Published January, 1994

Doe v. Wigginton, 21 F.3d 733 (6th Cir. 1994)

This opinion, which should be read with the cautions set forth below, concerns inmates' right to receive HIV testing and their right to confidentiality with regard to their HIV status. Doe, a state prison inmate, brought claims under the Eighth and Fourteenth Amendment challenging a Kentucky policy that made HIV testing available only to certain inmates who satisfied criteria that placed them in a category deemed high-risk. He also argued that a corrections officer violated his constitutional right to privacy by reading his medical file, including his positive HIV test result, without his consent and in the presence of others. In the opinion, the court holds that there was no Eighth Amendment violation because the officials were at most required not to disregard a strong likelihood that a prisoner was infected with HIV, and that the policy did provide testing to those determined to be high-risk. The court rejects Doe's argument that the delay in testing violated his right to life under the Fourteenth Amendment by causing his infection to remain untreated, reasoning that the officials did not know that their actions would have that effect. The opinion also rejects Doe's argument that the policy violated his equal protection rights by creating different classes of inmates eligible for HIV testing. The court applies rational basis review and holds that the policy is rationally related to the legitimate state purpose of preserving limited resources. The opinion also holds that the constitutional right to privacy does not protect inmates from disclosure of their HIV status.

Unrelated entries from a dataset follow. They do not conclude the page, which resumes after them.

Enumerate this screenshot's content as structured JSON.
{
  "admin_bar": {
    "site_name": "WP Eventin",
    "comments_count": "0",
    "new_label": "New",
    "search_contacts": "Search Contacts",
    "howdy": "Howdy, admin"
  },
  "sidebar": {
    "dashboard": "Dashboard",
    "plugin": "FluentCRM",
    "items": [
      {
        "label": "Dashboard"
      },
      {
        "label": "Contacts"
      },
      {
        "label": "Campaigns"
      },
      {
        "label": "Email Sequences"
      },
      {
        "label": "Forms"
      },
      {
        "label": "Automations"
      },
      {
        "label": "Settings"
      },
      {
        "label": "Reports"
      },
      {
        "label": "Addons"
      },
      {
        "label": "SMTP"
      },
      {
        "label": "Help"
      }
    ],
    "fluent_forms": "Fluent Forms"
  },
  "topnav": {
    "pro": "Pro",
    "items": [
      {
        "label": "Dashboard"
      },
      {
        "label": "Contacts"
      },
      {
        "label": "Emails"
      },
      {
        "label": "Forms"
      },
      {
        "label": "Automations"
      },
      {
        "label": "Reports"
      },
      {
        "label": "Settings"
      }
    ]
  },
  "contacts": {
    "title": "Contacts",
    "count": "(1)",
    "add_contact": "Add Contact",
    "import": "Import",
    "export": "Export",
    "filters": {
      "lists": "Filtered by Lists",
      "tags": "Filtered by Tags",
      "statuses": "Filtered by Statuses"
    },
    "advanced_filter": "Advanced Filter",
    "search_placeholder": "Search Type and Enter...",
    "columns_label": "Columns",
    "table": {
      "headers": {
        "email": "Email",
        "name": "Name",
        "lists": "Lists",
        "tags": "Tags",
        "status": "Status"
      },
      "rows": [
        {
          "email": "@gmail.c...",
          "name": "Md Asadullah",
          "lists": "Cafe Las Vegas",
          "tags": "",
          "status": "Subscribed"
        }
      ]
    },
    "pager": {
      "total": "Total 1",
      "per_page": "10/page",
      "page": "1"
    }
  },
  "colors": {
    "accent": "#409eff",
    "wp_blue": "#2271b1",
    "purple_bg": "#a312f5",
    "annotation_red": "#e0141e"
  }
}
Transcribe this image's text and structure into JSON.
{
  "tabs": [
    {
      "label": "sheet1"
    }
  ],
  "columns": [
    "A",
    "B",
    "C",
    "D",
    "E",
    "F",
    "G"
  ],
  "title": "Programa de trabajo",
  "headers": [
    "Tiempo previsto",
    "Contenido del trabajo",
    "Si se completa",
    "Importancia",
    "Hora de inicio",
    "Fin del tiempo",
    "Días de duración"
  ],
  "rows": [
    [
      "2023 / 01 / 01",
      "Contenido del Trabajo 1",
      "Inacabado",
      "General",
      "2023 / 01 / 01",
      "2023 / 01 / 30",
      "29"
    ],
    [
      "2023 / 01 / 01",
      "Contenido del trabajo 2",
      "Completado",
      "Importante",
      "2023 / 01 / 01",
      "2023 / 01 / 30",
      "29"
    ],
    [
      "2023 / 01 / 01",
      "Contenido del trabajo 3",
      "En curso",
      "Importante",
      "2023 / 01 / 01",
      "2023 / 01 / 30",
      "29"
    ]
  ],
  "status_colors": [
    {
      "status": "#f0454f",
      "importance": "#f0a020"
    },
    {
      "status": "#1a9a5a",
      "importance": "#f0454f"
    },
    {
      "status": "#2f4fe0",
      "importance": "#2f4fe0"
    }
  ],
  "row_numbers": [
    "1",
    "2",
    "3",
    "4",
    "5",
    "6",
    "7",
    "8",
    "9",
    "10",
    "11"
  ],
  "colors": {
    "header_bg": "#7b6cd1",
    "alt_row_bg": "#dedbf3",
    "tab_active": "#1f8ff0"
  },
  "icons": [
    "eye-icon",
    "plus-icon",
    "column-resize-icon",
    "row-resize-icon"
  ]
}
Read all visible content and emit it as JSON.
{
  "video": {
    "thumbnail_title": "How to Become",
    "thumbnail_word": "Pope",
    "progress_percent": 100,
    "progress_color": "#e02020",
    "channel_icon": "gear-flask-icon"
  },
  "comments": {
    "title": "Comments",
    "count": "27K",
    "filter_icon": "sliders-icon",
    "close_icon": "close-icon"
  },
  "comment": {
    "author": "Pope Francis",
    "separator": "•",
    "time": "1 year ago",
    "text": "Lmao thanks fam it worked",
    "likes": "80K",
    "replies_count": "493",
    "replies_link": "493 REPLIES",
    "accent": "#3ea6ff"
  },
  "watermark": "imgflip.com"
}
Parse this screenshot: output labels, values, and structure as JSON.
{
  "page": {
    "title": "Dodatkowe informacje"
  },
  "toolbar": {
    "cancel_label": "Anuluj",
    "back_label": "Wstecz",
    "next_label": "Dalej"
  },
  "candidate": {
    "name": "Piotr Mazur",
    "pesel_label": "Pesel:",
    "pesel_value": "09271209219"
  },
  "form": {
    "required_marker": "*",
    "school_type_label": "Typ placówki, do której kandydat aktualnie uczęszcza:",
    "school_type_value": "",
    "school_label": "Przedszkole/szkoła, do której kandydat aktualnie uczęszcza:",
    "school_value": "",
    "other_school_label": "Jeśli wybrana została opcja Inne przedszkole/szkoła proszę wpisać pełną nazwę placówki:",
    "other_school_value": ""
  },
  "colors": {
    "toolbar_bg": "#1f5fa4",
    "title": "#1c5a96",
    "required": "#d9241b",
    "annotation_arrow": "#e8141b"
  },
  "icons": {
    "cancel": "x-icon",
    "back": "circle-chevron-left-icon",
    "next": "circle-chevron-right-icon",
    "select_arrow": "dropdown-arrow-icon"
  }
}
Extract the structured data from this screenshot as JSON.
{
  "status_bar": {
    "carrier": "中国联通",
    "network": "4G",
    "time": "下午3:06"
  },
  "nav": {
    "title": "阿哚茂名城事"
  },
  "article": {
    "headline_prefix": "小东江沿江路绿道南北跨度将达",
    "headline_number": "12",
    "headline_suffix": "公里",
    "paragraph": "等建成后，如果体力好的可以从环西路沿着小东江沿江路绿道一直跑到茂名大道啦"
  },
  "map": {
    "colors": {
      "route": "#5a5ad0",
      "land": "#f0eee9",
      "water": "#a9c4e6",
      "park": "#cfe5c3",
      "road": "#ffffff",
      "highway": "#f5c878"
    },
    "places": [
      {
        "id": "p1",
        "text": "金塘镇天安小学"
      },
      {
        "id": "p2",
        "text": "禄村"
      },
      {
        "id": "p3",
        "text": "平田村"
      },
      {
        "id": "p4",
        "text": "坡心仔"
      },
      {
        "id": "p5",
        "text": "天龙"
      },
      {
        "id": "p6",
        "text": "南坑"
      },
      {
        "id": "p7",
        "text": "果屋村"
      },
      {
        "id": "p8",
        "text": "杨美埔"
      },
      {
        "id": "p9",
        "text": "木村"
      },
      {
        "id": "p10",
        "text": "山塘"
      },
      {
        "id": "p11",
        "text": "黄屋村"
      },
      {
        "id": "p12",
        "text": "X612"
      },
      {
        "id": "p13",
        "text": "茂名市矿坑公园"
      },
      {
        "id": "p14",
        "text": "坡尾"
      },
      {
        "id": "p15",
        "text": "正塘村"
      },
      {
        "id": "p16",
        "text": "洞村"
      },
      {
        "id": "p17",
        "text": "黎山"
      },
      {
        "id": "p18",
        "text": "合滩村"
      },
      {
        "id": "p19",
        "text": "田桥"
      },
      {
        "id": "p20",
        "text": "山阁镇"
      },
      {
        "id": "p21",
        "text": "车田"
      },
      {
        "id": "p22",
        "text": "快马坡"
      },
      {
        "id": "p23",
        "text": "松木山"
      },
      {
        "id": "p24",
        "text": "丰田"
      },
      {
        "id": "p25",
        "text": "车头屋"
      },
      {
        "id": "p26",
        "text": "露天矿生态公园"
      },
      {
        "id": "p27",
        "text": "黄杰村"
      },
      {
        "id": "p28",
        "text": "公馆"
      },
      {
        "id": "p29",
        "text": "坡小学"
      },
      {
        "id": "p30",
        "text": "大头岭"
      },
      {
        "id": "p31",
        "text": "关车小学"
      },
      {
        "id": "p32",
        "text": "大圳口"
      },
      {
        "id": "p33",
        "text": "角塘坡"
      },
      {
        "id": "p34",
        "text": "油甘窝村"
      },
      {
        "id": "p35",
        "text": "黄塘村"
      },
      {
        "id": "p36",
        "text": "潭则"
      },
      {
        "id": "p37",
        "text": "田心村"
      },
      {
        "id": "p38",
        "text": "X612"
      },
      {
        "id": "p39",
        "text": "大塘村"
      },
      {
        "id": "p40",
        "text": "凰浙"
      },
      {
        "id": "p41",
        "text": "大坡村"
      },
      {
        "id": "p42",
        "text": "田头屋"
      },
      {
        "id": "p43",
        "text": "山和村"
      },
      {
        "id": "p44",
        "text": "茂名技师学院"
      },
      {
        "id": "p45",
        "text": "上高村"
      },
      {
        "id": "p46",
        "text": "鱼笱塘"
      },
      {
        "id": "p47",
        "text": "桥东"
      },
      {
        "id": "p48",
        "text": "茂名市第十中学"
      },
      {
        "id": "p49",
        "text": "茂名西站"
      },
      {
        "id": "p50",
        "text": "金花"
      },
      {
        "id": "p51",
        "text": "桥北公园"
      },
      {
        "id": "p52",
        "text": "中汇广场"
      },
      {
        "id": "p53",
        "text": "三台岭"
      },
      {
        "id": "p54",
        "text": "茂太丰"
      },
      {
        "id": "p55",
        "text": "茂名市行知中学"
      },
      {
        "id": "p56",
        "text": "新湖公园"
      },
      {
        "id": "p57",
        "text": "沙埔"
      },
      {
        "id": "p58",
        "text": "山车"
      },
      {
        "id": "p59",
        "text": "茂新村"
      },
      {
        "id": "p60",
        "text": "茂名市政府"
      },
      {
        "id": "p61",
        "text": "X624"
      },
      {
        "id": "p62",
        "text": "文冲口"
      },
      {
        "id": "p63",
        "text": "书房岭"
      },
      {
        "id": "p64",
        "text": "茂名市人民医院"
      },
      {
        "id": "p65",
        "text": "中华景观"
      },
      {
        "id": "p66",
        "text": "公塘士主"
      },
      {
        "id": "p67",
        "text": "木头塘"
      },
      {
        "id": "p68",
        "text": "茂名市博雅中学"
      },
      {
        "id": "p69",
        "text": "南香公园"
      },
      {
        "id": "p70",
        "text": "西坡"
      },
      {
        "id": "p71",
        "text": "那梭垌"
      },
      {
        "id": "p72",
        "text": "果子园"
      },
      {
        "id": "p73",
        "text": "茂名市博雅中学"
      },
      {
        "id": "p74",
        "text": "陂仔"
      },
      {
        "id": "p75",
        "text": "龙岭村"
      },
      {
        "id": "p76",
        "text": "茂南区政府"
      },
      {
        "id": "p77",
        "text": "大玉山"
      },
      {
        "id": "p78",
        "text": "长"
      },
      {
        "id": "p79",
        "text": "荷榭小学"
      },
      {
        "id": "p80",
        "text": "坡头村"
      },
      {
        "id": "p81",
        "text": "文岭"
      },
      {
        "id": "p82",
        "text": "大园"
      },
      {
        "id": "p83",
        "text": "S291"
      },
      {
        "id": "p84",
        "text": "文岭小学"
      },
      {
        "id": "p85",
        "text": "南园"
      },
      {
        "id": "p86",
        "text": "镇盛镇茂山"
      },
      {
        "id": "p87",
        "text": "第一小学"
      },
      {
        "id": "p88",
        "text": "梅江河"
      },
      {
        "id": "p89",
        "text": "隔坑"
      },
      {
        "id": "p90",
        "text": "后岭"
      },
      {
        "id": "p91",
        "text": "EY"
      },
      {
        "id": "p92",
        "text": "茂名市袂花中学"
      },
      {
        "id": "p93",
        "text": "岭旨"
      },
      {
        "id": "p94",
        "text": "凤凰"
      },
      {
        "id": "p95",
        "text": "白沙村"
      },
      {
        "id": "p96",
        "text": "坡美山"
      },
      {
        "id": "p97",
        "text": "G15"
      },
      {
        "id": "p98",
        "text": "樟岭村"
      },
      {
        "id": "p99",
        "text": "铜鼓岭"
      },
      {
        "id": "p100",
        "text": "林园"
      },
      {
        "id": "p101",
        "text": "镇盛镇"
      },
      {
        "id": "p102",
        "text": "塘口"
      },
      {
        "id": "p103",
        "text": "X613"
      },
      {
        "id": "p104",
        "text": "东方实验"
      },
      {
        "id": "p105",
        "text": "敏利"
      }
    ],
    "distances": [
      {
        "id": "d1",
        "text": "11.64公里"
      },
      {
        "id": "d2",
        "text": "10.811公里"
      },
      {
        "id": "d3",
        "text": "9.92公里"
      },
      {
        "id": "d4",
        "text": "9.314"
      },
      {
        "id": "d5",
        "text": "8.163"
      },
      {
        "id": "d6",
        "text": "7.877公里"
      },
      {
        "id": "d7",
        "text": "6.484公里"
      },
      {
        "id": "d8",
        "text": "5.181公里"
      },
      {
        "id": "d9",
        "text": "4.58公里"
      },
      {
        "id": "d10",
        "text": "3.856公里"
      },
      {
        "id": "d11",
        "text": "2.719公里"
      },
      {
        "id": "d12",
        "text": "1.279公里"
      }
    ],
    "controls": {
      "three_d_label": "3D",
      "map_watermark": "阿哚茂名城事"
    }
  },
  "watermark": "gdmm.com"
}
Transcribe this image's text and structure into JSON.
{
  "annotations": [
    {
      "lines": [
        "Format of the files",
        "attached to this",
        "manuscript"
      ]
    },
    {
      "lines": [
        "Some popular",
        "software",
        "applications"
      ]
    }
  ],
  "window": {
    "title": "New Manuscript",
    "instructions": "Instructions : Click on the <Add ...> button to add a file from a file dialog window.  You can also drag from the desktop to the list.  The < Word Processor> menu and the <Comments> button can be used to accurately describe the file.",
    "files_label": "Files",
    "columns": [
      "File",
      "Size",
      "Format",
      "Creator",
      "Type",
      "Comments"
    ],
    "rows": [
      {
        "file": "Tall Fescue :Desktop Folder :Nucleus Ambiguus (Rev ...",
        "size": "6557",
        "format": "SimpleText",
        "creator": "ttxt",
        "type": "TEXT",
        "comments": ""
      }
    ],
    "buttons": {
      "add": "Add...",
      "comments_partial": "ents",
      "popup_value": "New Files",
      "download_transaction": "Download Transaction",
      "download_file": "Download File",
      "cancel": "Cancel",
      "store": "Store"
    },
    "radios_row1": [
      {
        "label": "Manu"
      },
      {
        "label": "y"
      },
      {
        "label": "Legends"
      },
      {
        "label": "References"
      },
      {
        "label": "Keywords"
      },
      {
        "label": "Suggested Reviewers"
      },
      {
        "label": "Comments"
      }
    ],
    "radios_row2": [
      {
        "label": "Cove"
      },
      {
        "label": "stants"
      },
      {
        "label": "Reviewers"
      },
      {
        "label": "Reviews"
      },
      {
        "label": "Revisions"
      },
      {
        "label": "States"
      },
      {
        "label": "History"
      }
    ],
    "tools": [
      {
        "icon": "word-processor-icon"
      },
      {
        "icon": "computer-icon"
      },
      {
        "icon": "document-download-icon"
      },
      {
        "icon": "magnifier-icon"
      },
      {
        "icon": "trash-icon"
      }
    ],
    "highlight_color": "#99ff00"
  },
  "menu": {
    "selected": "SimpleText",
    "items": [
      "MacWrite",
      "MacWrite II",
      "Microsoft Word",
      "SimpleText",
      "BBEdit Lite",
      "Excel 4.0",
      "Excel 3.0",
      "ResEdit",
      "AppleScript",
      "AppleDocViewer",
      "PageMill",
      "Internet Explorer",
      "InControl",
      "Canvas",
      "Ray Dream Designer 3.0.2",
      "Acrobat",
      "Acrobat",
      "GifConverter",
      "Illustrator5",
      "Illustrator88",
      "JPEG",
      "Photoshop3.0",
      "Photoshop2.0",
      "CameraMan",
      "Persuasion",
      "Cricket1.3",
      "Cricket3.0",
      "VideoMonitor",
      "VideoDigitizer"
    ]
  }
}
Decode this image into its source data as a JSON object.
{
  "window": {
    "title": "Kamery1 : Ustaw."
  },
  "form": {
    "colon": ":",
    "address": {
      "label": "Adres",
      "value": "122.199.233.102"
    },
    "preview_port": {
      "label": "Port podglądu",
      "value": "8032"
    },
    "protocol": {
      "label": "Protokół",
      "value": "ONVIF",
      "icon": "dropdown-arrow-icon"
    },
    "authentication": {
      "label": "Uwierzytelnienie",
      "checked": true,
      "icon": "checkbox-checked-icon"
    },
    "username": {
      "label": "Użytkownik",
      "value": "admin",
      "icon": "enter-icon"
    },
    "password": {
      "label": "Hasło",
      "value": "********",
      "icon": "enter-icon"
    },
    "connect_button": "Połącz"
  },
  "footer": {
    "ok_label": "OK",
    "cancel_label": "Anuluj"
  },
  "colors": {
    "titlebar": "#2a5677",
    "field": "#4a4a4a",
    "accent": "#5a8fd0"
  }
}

This opinion can be called into question on several grounds. Most notably, in making its determination that Doe lacked a right to privacy in his HIV status, the court ignores jurisprudence supporting the constitutional right to privacy in personal information such as medical records. Both the Second and Third Circuit, relying on this case law, have disagreed with this opinion and held that inmates have a constitutional right to privacy in the confidentiality of their HIV status and other medical information. See Doe v. Delie, 257 F.3d 309 (3d Cir. 2001); Powell v. Schriver, 175 F.3d 107 (2d Cir. 1999).